Availability (99.9%)

  • Serverless SQL Warehouses provide high availability.
  • Add APIM retry + circuit breaker (above) and Function retry (Tenacity).
  • Provision min 2 clusters for steady-state capacity; allow autoscale to 4–8.

4) Performance & process improvements (the knobs)

Data layout

  • Liquid Clustering (auto) ON (you already chose this).
  • Small-file compaction: nightly OPTIMIZE.
  • Bloom filter on id (optional but helpful for point lookups).
  • Target file size: 128–256 MB (Delta optimizer manages this with auto-compact).

Warehouse

  • Photon: ON (critical).
  • Serverless preferred (lower cold-starts, managed).
  • Concurrency: Start 20–50.
  • Autoscale: min 2 / max 4 (raise if you see queueing).
  • Result cache: default ON; don’t disable.
  • Channel: Current.
  • Keep-alive pings from Function every few minutes to reduce cold-starts.

Caching

  • Delta cache (on compute) helps when the same partitions hit frequently.
  • For strictly random single-key lookups, rely on Photon + metadata pruning + result cache.

Query design

  • Use parameterized SELECT … WHERE id = ? LIMIT 1.
  • **No SELECT ***. Project minimal columns.
  • Keep predicates SARGable (no function on the left side).

API level

  • Tight timeouts (e.g., 1–2 s) and retries 2x with backoff.
  • Bulk endpoints (optional): allow querying up to N ids per call to reduce chattiness.

5) Security (Existing, pointing to Databricks)

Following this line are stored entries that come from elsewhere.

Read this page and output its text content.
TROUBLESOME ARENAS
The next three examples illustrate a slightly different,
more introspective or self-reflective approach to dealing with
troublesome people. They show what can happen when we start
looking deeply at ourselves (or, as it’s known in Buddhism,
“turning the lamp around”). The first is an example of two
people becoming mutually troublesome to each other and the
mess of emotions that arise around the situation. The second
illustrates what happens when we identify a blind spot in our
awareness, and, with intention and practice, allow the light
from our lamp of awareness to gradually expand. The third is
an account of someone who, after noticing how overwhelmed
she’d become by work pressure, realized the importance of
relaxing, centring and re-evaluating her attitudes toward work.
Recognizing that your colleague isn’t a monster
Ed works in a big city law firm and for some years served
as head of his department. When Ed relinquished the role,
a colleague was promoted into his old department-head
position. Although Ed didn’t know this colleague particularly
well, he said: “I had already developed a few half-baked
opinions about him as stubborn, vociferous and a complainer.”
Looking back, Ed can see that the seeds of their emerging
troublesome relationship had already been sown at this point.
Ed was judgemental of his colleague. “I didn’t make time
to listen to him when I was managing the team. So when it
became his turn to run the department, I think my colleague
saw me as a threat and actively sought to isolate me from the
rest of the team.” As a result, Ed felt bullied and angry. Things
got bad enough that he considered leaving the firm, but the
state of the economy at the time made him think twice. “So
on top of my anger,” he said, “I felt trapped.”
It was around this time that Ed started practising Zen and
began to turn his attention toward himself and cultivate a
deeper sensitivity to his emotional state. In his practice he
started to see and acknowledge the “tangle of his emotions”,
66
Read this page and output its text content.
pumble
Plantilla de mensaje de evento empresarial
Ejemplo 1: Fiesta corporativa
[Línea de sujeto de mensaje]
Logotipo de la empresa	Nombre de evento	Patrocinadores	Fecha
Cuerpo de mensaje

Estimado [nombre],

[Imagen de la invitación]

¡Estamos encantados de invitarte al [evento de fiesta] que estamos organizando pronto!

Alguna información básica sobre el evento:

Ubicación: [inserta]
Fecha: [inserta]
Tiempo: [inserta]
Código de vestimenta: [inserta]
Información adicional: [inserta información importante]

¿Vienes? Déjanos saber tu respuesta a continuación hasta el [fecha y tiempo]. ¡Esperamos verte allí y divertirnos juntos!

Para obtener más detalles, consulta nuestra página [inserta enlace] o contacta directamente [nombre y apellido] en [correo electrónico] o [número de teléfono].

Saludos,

  • OAuth 2.0 client credentials at APIM (unchanged).
  • Managed Identity from APIM/Function to Databricks SQL (token exchange via Entra ID).
  • Private Endpoints to:
    • ADLS Gen2
    • Databricks Workspace
    • Databricks SQL endpoint (new)
  • IP restrictions at APIM and Function subnets.
  • UC RBAC on the gold.api.customer_summary table (least privilege).
  • No public ingress to data plane.

6) Monitoring & observability

Azure side

  • App Insights on Function/AKS: track latency, p50/p95, error %, dependency calls to Databricks.
  • APIM Analytics: backend latency, 4xx/5xx, throttle events.
  • Alerts: 5xx spike, latency p95 > target, throttling > threshold.

Databricks side

  • SQL Warehouse → “Query history” & “Statement execution” metrics; set alerts for queue time, duration.
  • System tables (UC): system.query.history, system.access.audit.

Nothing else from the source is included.